Bien avant l’aube, il était prêt pour sa deuxième leçon.
Cette dernière lui parut moins difficile, et il en fut de même les jours suivants, car notre ami consciencieusement passait sa nuit à parfaire ses mouvements, à tel point qu’il arriva très vite à ne plus faire ni grincer ni craquer ses jointures.
Toute la forêt et ses hôtes, qui avaient même commencé à faire une pétition contre le trop bruyant gymnaste, ( un étranger venu on ne sait d’où qui ne parlait à personne et qui maintenant nous tenait éveillé toutes les nuits !) en furent soulagés.
La plainte n’alla heureusement pas jusqu’au grand duc.
Car, je ne sais si vous le savez, le grand duc, sourcil broussailleux et nez crochu, en tant qu’oiseau nocturne, est chargé de faire respecter la quiétude de nos nuits ; d’ailleurs ses « hou ! hou ! » répétitifs sont là pour signifier à tout un chacun qu’il veille et n’admettra aucune entorse au règlement : « qu’on se le dise ! » Gare à celui qu’il surprendra en flagrant délit ! Il risque de passer un très mauvais quart d’heure.
Pour l’heure notre ami, inconscient du danger qu’il avait couru, se réjouissait de ses muscles renforcés et de ses articulations assouplies.
- Bon maintenant nous allons nous entraîner au décollage lui dit un beau matin de mai dame fauvette . Et un et deux et trois et quatre, on tire sur les pieds, et un et deux… Et alors ? Qu’attends-tu ?
- Que je tire sur mes pieds ? interrogea l’arbre stupéfait.
- Bien sûr ! comment sans cela peux tu les extraire du sol ?
- Les extraire du sol ? Mais je ne peux pas !
- Tss, tss ! Dis plutôt que tu ne veux pas.
- Non je ne peux pas, c’est du sol que je prends ma force ; il me faut absolument pour vivre rester enraciné.
- Allons donc !
- Si, je t’assure, mes racines, mes pieds comme tu les appelles, profondément enfoncées dans le sol en prélèvent les éléments, qui aident à ma croissance, quand à ma frondaison, grâce à la photo-synthèse...
- Tu ne vas pas m’infliger un cours de botanique tout de même ! Tss,tss ! Tu changeras de régime alimentaire voilà tout ; tu te nourriras de graines, d’insectes et de vermisseaux comme tout le monde .
- Mais, mais… - Il n’y a pas de « mais » qui tienne . Quand on veut voyager il faut s’adapter. Nous mêmes faisons de grandes réserves et nous suralimentons en été, car, durant notre long parcours nous devons être très frugales.

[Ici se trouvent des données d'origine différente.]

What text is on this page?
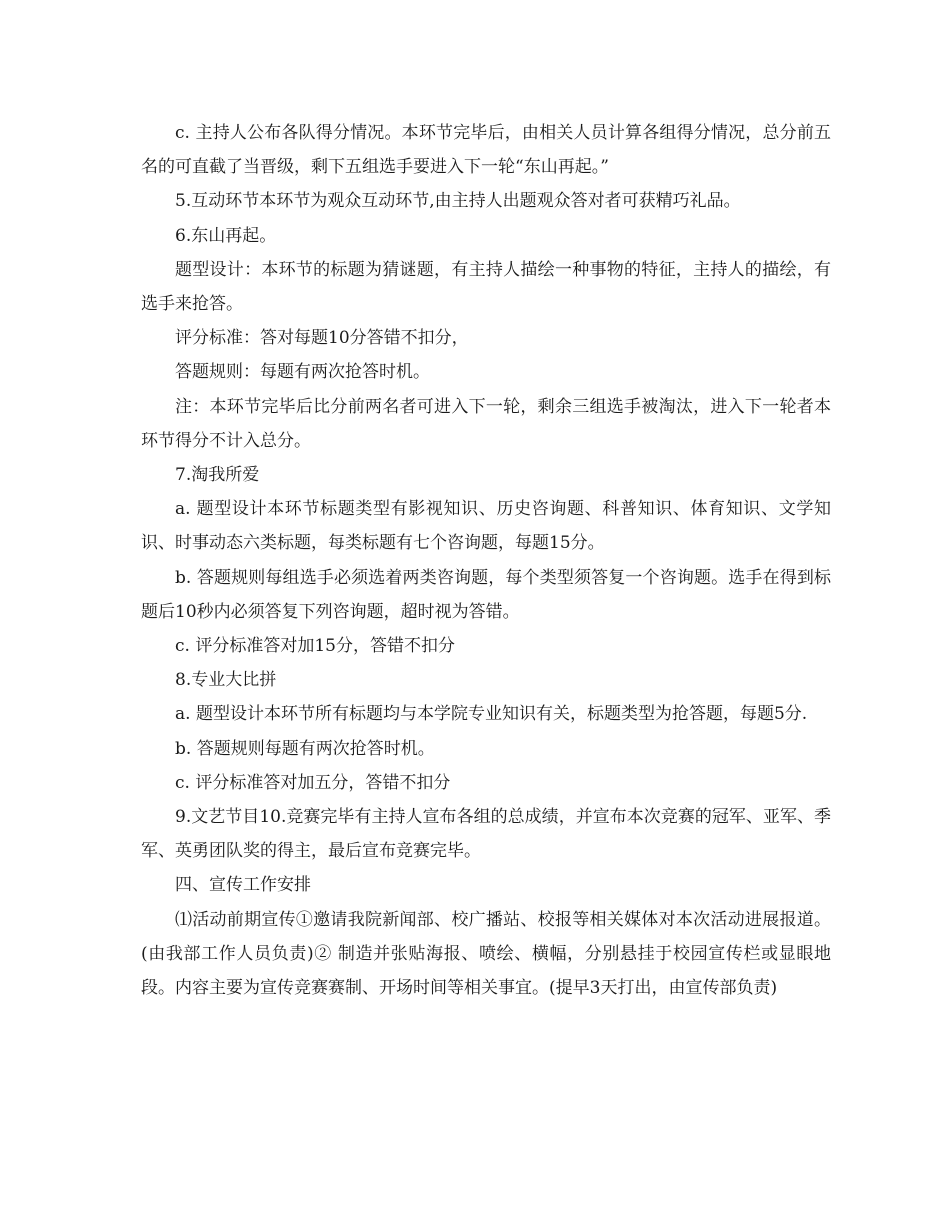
c. 主持人公布各队得分情况。本环节完毕后，由相关人员计算各组得分情况，总分前五名的可直截了当晋级，剩下五组选手要进入下一轮“东山再起。”

5.互动环节本环节为观众互动环节,由主持人出题观众答对者可获精巧礼品。

6.东山再起。

题型设计：本环节的标题为猜谜题，有主持人描绘一种事物的特征，主持人的描绘，有选手来抢答。

评分标准：答对每题10分答错不扣分，

答题规则：每题有两次抢答时机。

注：本环节完毕后比分前两名者可进入下一轮，剩余三组选手被淘汰，进入下一轮者本环节得分不计入总分。

7.淘我所爱

a. 题型设计本环节标题类型有影视知识、历史咨询题、科普知识、体育知识、文学知识、时事动态六类标题，每类标题有七个咨询题，每题15分。

b. 答题规则每组选手必须选着两类咨询题，每个类型须答复一个咨询题。选手在得到标题后10秒内必须答复下列咨询题，超时视为答错。

c. 评分标准答对加15分，答错不扣分

8.专业大比拼

a. 题型设计本环节所有标题均与本学院专业知识有关，标题类型为抢答题，每题5分.

b. 答题规则每题有两次抢答时机。

c. 评分标准答对加五分，答错不扣分

9.文艺节目10.竞赛完毕有主持人宣布各组的总成绩，并宣布本次竞赛的冠军、亚军、季军、英勇团队奖的得主，最后宣布竞赛完毕。

四、宣传工作安排

⑴活动前期宣传①邀请我院新闻部、校广播站、校报等相关媒体对本次活动进展报道。(由我部工作人员负责)② 制造并张贴海报、喷绘、横幅，分别悬挂于校园宣传栏或显眼地段。内容主要为宣传竞赛赛制、开场时间等相关事宜。(提早3天打出，由宣传部负责)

De toutes façons nous résoudrons ce problème quand le moment sera venu : pour l’instant, je te demande seulement de recroqueviller tes doigts de pieds à l’intérieur de tes racines . On essaie ? Et un et deux et trois et quatre..
  Et la leçon reprit, avec comme résultat que notre arbre sentit ses orteils bouger dans leur gaine.

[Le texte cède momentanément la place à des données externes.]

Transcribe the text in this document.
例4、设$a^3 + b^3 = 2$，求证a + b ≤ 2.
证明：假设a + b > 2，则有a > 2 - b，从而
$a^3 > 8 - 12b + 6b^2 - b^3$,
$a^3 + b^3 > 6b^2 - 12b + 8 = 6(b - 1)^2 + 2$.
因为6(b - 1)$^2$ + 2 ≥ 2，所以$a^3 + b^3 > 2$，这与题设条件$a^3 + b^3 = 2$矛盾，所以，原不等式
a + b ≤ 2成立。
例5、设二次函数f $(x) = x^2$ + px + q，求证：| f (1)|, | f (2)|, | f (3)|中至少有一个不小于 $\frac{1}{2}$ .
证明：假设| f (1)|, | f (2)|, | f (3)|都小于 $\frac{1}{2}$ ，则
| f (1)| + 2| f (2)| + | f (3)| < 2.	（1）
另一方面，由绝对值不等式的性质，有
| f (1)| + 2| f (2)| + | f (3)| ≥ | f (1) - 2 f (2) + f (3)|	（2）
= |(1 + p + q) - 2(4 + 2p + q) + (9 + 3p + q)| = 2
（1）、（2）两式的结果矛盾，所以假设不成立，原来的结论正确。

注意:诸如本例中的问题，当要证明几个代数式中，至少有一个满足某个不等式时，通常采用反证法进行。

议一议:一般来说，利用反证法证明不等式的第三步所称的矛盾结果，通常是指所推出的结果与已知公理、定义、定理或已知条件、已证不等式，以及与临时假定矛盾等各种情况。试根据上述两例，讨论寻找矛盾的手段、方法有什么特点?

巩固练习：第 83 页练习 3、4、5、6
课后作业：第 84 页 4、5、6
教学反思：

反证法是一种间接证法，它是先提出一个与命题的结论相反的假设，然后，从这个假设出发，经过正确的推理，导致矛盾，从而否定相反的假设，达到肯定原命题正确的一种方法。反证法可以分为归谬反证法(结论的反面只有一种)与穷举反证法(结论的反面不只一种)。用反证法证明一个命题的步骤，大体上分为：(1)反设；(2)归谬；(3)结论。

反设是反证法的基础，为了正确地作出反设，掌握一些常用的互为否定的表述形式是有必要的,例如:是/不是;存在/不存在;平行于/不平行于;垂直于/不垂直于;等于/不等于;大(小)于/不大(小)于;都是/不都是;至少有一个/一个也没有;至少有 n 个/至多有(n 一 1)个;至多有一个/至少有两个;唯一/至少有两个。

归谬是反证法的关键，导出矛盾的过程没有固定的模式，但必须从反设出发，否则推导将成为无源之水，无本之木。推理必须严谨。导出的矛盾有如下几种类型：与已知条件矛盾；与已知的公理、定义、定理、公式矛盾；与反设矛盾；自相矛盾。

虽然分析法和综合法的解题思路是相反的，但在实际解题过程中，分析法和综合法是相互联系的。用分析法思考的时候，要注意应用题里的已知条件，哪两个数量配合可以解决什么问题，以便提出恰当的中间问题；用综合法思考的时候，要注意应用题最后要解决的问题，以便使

Il y arriverait, il en était sûr.
Au bout de quinze jours il chaussait et déchaussait à la demande ses pieds aux multiples orteils, sans toutefois oser les retirer tous les deux à la fois.

***

- Bien, lui dit un jour la fauvette, nous allons abandonner pour un temps les leçons car il faut que je songe à fonder une famille ; d’ailleurs parmi tous les messieurs fauvettes qui viennent roucouler sur tes branches il en est un qui ne me déplait pas trop. Et notre arbre assista médusé aux amours de ses amies les fauvettes.
Bientôt il leur vit même construire un nid à la plus haute de ses fourches, nid dans lequel dame fauvette pondit quatre œufs bleutés. Puis, gonflant les plumes, elle s’installa dessus et n’en bougea plus.

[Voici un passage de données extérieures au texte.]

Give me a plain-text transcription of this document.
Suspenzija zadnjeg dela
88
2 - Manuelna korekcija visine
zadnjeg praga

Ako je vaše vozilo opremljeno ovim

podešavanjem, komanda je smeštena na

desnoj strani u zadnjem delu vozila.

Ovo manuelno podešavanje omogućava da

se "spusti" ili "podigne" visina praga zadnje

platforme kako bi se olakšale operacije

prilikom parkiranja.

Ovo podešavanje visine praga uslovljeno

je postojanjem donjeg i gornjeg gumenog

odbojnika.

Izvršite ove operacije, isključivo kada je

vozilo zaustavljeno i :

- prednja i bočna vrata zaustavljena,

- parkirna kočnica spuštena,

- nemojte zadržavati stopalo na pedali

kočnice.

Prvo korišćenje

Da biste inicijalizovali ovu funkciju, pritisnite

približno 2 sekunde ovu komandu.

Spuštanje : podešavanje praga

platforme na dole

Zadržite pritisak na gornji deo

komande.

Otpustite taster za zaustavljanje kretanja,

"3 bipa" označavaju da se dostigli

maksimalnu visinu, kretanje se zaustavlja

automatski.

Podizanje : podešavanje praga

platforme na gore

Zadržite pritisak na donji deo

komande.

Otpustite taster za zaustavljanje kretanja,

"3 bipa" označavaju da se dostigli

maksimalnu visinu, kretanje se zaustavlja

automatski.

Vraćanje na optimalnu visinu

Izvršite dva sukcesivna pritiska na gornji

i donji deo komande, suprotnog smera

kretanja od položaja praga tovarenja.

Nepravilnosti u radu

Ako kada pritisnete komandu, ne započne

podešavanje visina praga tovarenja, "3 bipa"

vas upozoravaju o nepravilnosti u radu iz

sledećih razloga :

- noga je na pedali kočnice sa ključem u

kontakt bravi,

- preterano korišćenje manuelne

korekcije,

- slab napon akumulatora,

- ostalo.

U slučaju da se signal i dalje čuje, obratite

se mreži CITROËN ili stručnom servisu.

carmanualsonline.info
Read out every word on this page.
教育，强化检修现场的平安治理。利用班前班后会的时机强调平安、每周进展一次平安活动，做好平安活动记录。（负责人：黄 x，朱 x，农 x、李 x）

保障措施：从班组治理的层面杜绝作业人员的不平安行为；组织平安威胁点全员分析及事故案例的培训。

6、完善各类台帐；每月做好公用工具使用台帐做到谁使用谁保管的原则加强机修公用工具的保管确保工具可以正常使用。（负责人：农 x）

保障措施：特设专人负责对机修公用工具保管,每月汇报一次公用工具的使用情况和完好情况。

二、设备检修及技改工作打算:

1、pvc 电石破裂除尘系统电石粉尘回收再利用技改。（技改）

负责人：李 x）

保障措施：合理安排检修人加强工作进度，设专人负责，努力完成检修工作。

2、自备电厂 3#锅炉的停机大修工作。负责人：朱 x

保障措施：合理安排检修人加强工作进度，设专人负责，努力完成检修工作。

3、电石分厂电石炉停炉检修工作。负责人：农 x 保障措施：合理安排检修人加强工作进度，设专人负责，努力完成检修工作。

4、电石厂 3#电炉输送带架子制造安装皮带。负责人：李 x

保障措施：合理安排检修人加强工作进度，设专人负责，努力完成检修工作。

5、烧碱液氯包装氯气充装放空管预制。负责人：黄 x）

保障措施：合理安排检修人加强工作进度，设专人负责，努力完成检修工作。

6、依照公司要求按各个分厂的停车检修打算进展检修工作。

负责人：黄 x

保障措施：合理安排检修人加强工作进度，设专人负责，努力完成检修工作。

Au bout de huit jours notre arbre perdit patience :
- Pssit ! Pssit ! dis, tu ne m’aurais pas oublié par hasard ?
- Muhm ?
- C’est moi, ton élève ; pour les pieds ça va ; qu’est ce que je fais maintenant ?
- Chut ! laisse moi donc tranquille : ma couvée va bientôt éclore et il faut bien que je me consacre un peu aux miens.
- Tu m’abandonnes alors?
- Mais non, voyons ; nous reprendrons lorsque mes petits seront prêts à voler. Et puis, ne penses-tu pas qu’il serait temps pour toi de faire éclater tes bourgeons ? Tu vas finir par être le dernier arbre de la forêt à avoir mis ses feuilles. Mes petits vont naître et tu n’auras pas un brin d’ombre à leur offrir.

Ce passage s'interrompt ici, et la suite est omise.